T-Mo said that in one 100-megahertz channel of 2.5 GHz, it connected eight OnePlus 8 5G smartphones to the same 5G radio and resources, and through the use of multi-user multiple-input multiple-output (MU-MIMO) and beamforming, it pumped more than 700 Mbps through each device: 16 unique streams of data, with each stream capable of hitting more than 350 Mbps, and two streams of data for each device. The antenna site was on top of a building, and the devices were scattered around the parking lot below.
The carrier conducted the test with a commercially available 64-element massive MIMO radio from Ericsson and the OnePlus devices, which is already available for T-Mo customers to buy.
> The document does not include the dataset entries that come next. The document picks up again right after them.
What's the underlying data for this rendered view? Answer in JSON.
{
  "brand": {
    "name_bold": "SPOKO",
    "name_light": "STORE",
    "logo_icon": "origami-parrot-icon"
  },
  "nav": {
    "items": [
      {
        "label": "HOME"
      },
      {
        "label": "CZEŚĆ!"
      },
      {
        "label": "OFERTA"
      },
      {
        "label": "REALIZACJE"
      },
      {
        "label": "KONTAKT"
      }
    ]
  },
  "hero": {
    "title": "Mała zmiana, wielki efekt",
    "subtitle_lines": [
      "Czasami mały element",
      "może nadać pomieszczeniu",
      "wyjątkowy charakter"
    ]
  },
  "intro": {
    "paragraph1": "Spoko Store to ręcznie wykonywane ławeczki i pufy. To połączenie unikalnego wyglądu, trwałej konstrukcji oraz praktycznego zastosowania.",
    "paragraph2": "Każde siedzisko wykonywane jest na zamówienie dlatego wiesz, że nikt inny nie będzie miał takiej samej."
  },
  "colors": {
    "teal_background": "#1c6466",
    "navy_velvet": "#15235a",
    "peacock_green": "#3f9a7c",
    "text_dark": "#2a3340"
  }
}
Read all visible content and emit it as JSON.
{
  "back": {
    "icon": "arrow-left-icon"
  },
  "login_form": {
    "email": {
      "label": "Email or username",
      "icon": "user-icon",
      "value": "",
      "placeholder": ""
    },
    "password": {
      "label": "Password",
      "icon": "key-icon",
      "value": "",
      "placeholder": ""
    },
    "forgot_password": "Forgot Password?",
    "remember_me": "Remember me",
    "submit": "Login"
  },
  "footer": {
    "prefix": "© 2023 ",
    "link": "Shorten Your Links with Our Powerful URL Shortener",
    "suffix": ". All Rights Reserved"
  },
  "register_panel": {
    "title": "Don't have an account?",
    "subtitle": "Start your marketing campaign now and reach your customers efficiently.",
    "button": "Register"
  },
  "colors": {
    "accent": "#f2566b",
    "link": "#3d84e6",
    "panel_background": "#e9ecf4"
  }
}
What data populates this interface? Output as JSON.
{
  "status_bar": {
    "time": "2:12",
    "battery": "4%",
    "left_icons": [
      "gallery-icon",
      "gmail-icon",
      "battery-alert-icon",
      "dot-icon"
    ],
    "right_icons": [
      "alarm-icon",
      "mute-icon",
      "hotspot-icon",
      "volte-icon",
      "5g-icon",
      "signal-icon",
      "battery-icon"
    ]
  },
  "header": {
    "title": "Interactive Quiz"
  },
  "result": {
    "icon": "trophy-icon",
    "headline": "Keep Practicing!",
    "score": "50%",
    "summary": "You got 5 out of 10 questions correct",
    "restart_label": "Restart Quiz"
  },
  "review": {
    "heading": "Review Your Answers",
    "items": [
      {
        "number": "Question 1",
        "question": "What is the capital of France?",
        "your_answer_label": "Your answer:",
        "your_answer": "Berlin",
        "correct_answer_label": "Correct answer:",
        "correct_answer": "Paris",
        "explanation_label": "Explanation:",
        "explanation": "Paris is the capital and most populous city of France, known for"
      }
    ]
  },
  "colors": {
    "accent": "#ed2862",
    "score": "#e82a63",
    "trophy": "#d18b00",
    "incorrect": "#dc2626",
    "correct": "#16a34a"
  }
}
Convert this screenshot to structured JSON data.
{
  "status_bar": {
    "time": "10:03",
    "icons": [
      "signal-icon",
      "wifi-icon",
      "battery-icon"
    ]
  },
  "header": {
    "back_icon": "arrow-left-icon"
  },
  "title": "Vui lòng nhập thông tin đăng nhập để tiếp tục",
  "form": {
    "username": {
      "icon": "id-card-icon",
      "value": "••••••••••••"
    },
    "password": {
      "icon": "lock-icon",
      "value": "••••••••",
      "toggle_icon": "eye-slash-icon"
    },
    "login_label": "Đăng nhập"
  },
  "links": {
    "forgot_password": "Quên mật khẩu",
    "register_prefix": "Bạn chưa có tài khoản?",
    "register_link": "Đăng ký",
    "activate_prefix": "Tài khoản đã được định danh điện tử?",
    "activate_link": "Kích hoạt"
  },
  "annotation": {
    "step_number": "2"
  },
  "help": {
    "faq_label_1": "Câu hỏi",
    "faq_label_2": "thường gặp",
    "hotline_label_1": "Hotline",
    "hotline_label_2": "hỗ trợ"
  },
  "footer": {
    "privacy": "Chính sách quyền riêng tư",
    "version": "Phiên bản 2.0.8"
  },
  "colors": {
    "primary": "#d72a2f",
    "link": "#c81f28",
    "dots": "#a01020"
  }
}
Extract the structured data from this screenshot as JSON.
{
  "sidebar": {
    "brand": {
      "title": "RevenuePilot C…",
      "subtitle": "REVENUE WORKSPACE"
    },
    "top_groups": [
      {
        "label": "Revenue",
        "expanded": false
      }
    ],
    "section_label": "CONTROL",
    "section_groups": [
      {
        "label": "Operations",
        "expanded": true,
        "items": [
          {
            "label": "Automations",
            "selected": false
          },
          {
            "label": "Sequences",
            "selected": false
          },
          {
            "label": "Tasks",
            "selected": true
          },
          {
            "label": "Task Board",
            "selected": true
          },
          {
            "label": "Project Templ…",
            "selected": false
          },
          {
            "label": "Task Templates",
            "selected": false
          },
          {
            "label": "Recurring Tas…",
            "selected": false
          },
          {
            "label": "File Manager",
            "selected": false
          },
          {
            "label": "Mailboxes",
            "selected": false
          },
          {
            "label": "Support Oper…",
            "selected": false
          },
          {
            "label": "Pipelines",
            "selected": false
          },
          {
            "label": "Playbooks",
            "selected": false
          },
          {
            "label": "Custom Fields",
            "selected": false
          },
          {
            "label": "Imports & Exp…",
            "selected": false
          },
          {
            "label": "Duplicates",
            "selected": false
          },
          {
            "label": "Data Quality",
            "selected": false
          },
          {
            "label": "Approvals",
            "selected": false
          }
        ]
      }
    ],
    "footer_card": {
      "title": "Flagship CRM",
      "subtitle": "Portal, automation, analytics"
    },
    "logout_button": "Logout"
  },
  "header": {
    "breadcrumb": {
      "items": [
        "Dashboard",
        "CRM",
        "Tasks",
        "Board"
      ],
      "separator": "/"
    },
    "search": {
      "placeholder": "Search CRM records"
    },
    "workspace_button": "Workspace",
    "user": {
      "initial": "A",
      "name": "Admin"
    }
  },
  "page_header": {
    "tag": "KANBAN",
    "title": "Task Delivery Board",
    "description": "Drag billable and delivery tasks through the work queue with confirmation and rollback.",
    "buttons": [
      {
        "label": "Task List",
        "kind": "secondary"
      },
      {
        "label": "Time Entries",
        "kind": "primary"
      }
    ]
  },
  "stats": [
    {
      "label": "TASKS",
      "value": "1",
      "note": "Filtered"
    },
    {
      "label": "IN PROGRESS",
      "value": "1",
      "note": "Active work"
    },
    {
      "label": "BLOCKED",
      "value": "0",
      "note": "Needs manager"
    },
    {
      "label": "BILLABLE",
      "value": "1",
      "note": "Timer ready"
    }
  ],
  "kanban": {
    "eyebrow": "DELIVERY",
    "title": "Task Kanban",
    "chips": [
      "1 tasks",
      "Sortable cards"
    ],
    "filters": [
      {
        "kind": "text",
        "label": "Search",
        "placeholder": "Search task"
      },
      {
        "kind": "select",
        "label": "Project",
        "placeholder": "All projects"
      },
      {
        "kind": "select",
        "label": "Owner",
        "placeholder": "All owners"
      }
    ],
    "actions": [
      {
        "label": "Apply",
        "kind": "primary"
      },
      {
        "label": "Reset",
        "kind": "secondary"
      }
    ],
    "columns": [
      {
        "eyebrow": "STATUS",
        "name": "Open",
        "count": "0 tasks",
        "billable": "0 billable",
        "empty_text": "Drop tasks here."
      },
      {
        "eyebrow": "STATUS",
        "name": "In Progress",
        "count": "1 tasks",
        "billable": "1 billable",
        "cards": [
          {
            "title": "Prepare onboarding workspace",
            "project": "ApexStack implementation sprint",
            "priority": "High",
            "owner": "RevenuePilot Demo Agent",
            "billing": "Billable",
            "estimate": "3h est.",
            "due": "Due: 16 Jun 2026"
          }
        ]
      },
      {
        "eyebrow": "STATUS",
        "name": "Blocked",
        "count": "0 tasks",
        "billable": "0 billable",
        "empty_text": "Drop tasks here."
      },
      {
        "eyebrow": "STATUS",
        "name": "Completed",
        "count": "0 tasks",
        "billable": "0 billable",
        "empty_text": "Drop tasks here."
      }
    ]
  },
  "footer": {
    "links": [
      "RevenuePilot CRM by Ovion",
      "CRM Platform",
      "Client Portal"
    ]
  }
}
In a video documenting the demonstration (see below), Egil Gronstad, senior director of technology, development and strategy for T-Mobile US, described what was happening as being able to send narrow, directed “pencil beams” of energy directly to each device. Each device averaged download speeds of 650-733 Mbps, according to the video.
“At scale, this technology means T-Mobile could connect massively more devices to the same cell infrastructure and still deliver blazing fast speeds to all of them without compromising performance and that means wireless companies will be able to deliver even better 5G performance to even more people,” the carrier said, adding that it expects to start deploying the technologies used in the demo in its network next year.
T-Mobile said that it achieved an “astonishing” 50+ bits per second per hertz (bps/Hz) in spectral efficiency, which it says is “much higher than the single digit efficiency typically experienced today.” Gronstad called the efficiency “phenomenal.”
“Typically in these kind of systems, with conventional radios, you are sort of sending the energy across the whole cell. Now we are able to send it in a narrow beam to just one specific device,” he said, going on to add, “The more we can squeeze out of the spectrum the more users we can serve, and the more data each user can use. … Personally, what makes me so excited about this is the fact that we have the uniqueness from a spectrum point of view to actually be able to use this technology — so we’re going to have the best service in the nation.”